Arms : Or on a Base of waves of the Sea and Pebbles an ancient three masted Ship proper the mainsail set Argent charged with an Apple Tree couped above the root Vert fructed of seven Apples Or pennons fying Silver each charged with a Cross Gules on a Chief Vert two Lions passant guardant Gold.
Crest : On a Wreath Or and Vert a demi Lion rampant Gules holding in the paws an Escallop Argent the Lion between two Wings addorsed Ermine.
Motto: 'CONCORDIA VINCIT'

Origin/meaning

The arms were officially granted on March 5, 1963.

The shield represents the whole district in its three parts - Northam, Appledore and Westward Ho!. The 'chief' represents Northam, with its green background typifying the wide open spaces of the village and especially the Royal North Devon Golf Club, identified by the golden royal lions referring to the patronage of King George VI. The two lions are also a reference to the granting of the Manor of Northam by William I to the Abbey of St. Stephen at Caen in Normandy, whose arms included the two lions.

The ship upon a golden background, resembles those of Elizabethan times, and recalls the ships that sailed from Bideford Bay to fight the Armada. Many of these were built and and manned at Appledore, where shipbuilding is still carried on and where, as in the days of the Armada, vessels of the Royal Navy were prepared for assault on the enemy.

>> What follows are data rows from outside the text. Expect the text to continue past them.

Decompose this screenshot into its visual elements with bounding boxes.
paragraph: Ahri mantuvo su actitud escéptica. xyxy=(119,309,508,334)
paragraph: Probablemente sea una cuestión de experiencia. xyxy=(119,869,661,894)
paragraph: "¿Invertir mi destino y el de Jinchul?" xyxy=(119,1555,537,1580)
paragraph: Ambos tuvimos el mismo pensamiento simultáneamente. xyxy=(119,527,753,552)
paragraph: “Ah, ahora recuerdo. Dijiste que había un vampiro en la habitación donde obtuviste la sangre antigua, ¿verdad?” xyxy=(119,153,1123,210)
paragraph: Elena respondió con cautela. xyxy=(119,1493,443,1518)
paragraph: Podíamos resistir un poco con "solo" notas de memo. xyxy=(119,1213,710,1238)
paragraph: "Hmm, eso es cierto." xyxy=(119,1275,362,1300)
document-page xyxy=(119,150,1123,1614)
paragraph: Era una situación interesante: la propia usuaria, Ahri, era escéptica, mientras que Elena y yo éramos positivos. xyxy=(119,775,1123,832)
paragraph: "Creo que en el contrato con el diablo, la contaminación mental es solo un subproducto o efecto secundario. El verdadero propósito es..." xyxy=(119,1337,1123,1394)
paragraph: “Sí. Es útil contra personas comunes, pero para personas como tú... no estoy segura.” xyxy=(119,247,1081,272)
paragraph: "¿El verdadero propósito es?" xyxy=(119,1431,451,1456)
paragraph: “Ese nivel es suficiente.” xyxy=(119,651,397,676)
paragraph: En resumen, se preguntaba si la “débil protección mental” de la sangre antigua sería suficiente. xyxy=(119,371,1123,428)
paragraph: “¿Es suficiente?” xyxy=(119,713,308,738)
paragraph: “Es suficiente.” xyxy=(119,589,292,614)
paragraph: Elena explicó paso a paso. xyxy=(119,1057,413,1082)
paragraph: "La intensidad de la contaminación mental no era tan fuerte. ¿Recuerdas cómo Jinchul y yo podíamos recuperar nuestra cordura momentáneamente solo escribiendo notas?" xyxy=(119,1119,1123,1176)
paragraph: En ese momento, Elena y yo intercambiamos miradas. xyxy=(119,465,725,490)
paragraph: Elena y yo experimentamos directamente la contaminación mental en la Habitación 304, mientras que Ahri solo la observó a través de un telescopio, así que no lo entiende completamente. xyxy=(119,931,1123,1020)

The heraldic apple-tree with its apples of gold " d' or " is a pun on the name Appledore. The seven apples are a fanciful reference to the saying that " an apple a day keeps the doctor away " an indirect tribute to the healthiness of the district. The apple-tree is also a reference to the district and ward of Orchard Hill.

The pebbles refer to the well known pebble ridge, identifying Westward Ho!.

The gold and green of the wreath are symbolic of the landward parts with their grass and gorse, and of the golden sands. The red lion with a scallop shell comes from the arms of the Leighs, and the ermine wings from the crest of the Burroughs, two families connected with the area's history. In secondary symbolism, the red lion from the Devon arms is shown offering the seaside amenities represented by the scallop shell and flanked by raised wings alluding to the healthy breezes.